AIDS no Brasil e no Mundo
- Existem hoje no mundo 36,7 milhões de pessoas vivendo com HIV/AIDS.
- No Brasil, de 1980 a junho de 2016, foram notificados 842.710 casos de AIDS. Nos últimos cinco anos, o Brasil tem registrado, anualmente, uma média de 41,1 mil casos da doença.
- Desses 842.270 casos no Brasil, 548.850 (65,1%) são em homens e 293.685 (34,9%) em mulheres.
- As taxas de detecção de AIDS em homens nos últimos dez anos têm apresentado tendência de crescimento.
- A taxa de detecção de AIDS no Brasil tem apresentado estabilização nos últimos dez anos, com uma média de 20,7 casos/100 mil habitantes.
- Em 2015, o ranking das unidades da federação referente às taxas de detecção de AIDS mostrou que os Estados do Rio Grande do Sul e de Santa Catarina apresentaram as maiores taxas, com valores de 34,7 e 31,9 casos/100 mil habitantes.
- Porto Alegre apresentou taxa de 74 casos/100 mil habitantes, em 2015, valor correspondente ao dobro da taxa do Rio Grande do Sul e a quase quatro vezes a taxa do Brasil.
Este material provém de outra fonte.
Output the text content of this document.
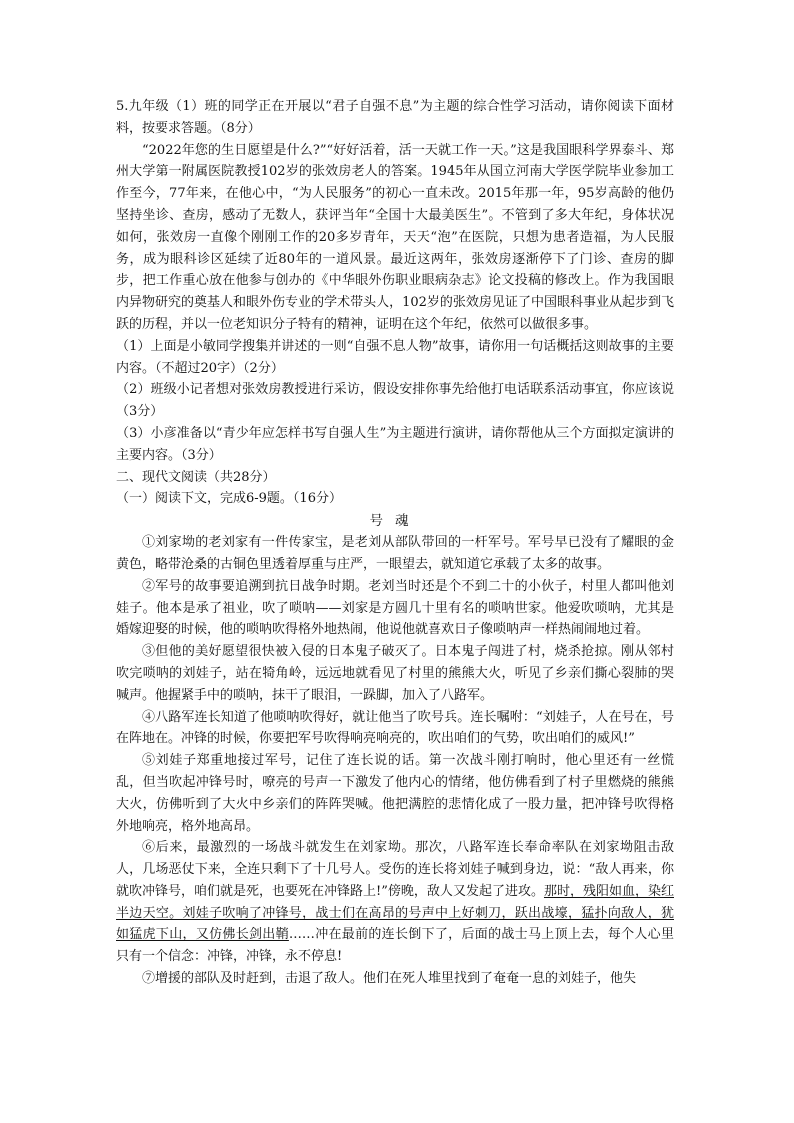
5.九年级（1）班的同学正在开展以“君子自强不息”为主题的综合性学习活动，请你阅读下面材料，按要求答题。（8分）

“2022年您的生日愿望是什么?”“好好活着，活一天就工作一天。”这是我国眼科学界泰斗、郑州大学第一附属医院教授102岁的张效房老人的答案。1945年从国立河南大学医学院毕业参加工作至今，77年来，在他心中，“为人民服务”的初心一直未改。2015年那一年，95岁高龄的他仍坚持坐诊、查房，感动了无数人，获评当年“全国十大最美医生”。不管到了多大年纪，身体状况如何，张效房一直像个刚刚工作的20多岁青年，天天“泡”在医院，只想为患者造福，为人民服务，成为眼科诊区延续了近80年的一道风景。最近这两年，张效房逐渐停下了门诊、查房的脚步，把工作重心放在他参与创办的《中华眼外伤职业眼病杂志》论文投稿的修改上。作为我国眼内异物研究的奠基人和眼外伤专业的学术带头人，102岁的张效房见证了中国眼科事业从起步到飞跃的历程，并以一位老知识分子特有的精神，证明在这个年纪，依然可以做很多事。

（1）上面是小敏同学搜集并讲述的一则“自强不息人物”故事，请你用一句话概括这则故事的主要内容。（不超过20字）（2分）

（2）班级小记者想对张效房教授进行采访，假设安排你事先给他打电话联系活动事宜，你应该说（3分）

（3）小彦准备以“青少年应怎样书写自强人生”为主题进行演讲，请你帮他从三个方面拟定演讲的主要内容。（3分）

二、现代文阅读（共28分）

（一）阅读下文，完成6-9题。（16分）

号魂

①刘家坳的老刘家有一件传家宝，是老刘从部队带回的一杆军号。军号早已没有了耀眼的金黄色，略带沧桑的古铜色里透着厚重与庄严，一眼望去，就知道它承载了太多的故事。

②军号的故事要追溯到抗日战争时期。老刘当时还是个不到二十的小伙子，村里人都叫他刘娃子。他本是承了祖业，吹了唢呐——刘家是方圆几十里有名的唢呐世家。他爱吹唢呐，尤其是婚嫁迎娶的时候，他的唢呐吹得格外地热闹，他说他就喜欢日子像唢呐声一样热闹闹地过着。

③但他的美好愿望很快被入侵的日本鬼子破灭了。日本鬼子闯进了村，烧杀抢掠。刚从邻村吹完唢呐的刘娃子，站在犄角岭，远远地就看见了村里的熊熊大火，听见了乡亲们撕心裂肺的哭喊声。他握紧手中的唢呐，抹干了眼泪，一跺脚，加入了八路军。

④八路军连长知道了他唢呐吹得好，就让他当了吹号兵。连长嘱咐：“刘娃子，人在号在，号在阵地在。冲锋的时候，你要把军号吹得响亮响亮的，吹出咱们的气势，吹出咱们的威风!”

⑤刘娃子郑重地接过军号，记住了连长说的话。第一次战斗刚打响时，他心里还有一丝慌乱，但当吹起冲锋号时，嘹亮的号声一下激发了他内心的情绪，他仿佛看到了村子里燃烧的熊熊大火，仿佛听到了大火中乡亲们的阵阵哭喊。他把满腔的悲情化成了一股力量，把冲锋号吹得格外地响亮，格外地高昂。

⑥后来，最激烈的一场战斗就发生在刘家坳。那次，八路军连长奉命率队在刘家坳阻击敌人，几场恶仗下来，全连只剩下了十几号人。受伤的连长将刘娃子喊到身边，说：“敌人再来，你就吹冲锋号，咱们就是死，也要死在冲锋路上!”傍晚，敌人又发起了进攻。那时，残阳如血，染红半边天空。刘娃子吹响了冲锋号，战士们在高昂的号声中上好刺刀，跃出战壕，猛扑向敌人，犹如猛虎下山，又仿佛长剑出鞘……冲在最前的连长倒下了，后面的战士马上顶上去，每个人心里只有一个信念：冲锋，冲锋，永不停息!

⑦增援的部队及时赶到，击退了敌人。他们在死人堆里找到了奄奄一息的刘娃子，他失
- No período de 2000 até junho de 2016, foram notificadas, no Brasil, 99.804 gestantes infectadas com HIV.
- Desde 2000, a faixa etária entre 20 e 24 anos é a que apresenta o maior número de casos de gestantes infectadas com HIV (28,6%), notificadas no Sistema de Informação de Agravos de Notificação (Sinan)
Pelas metas 90-90-90 UNAIDS, espera-se que até 2020:
– 90% de todas as pessoas vivendo com HIV conheçam seu estado sorológico positivo para o vírus.
– 90% de todas as pessoas diagnosticadas com HIV tenham acesso ao tratamento antirretroviral.
– 90% de todas as pessoas em tratamento tenham carga viral indetectável.
Fonte: Boletim Epidemiológico 2016 – MS/SVS/Departamento de DST, Aids e Hepatites Virais.